Handschellen_600Berlin (rd_de) – Bundesjustizminister Heiko Maas hat eine Gesetzesänderung zum Schutz von Einsatzkräften auf den Weg gebracht. Künftig müssen Personen, die Rettungskräfte oder Feuerwehrleute attackieren, mit bis zu fünf Jahren Haft rechnen.
Im Gesetzesentwurf heißt es laut Ärzte-Zeitung, dass der Schutz von Vollstreckungsbeamten und Rettungskräften ein „wichtiges Anliegen“ unserer Gesellschaft sei.
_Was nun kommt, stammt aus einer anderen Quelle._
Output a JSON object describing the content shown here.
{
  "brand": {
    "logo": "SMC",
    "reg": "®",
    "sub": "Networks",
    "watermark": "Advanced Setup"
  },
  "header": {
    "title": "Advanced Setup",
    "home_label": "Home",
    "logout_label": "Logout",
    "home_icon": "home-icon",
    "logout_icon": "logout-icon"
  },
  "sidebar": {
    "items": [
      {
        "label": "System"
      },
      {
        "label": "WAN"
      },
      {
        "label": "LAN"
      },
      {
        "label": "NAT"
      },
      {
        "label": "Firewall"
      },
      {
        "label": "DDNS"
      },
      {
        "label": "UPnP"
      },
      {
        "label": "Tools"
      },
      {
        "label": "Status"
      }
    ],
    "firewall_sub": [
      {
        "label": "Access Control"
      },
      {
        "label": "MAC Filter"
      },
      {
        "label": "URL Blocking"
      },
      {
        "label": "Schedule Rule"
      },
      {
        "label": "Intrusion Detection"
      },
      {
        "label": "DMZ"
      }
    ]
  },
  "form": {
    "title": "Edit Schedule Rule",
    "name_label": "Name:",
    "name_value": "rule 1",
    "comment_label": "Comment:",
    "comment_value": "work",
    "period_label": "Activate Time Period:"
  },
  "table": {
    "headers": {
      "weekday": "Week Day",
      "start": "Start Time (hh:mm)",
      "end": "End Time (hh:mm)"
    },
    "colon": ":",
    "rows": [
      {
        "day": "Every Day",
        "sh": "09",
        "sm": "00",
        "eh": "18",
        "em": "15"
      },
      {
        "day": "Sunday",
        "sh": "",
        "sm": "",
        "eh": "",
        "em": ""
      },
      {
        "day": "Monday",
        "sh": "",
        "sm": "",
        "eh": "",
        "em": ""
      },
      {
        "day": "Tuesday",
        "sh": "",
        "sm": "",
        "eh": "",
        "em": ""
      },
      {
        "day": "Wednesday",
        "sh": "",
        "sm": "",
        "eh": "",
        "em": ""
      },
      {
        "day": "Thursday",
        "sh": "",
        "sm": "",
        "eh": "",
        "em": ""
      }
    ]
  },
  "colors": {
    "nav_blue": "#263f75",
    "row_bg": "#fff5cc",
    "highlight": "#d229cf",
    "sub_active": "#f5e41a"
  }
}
Wer künftig Rettungskräfte tätlich attackiere, greife damit nicht nur Individualpersonen, sondern auch Repräsentanten der staatlichen Gewalt an. Bisher war das Strafmaß in Paragraf 113 StGB – Widerstand gegen Vollstreckungsbeamte – festgelegt und nur im „besonders schweren Fall“ auf fünf Jahre anzusetzen. Das Regelstrafmaß lag bei einer Geldstrafe oder Freiheitsentzug bis drei Jahre. Der Entwurf sieht dementsprechend eine Erhöhung des Regelstrafmaßes vor.

Benedikt Liefländer, Bereichsleiter Notfallvorsorge beim Malteser Hilfsdienst, sprach von einer „wünschenswerten politischen Aussage“, forderte gleichzeitig aber auch eine strikte Umsetzung des bestehenden Rechts.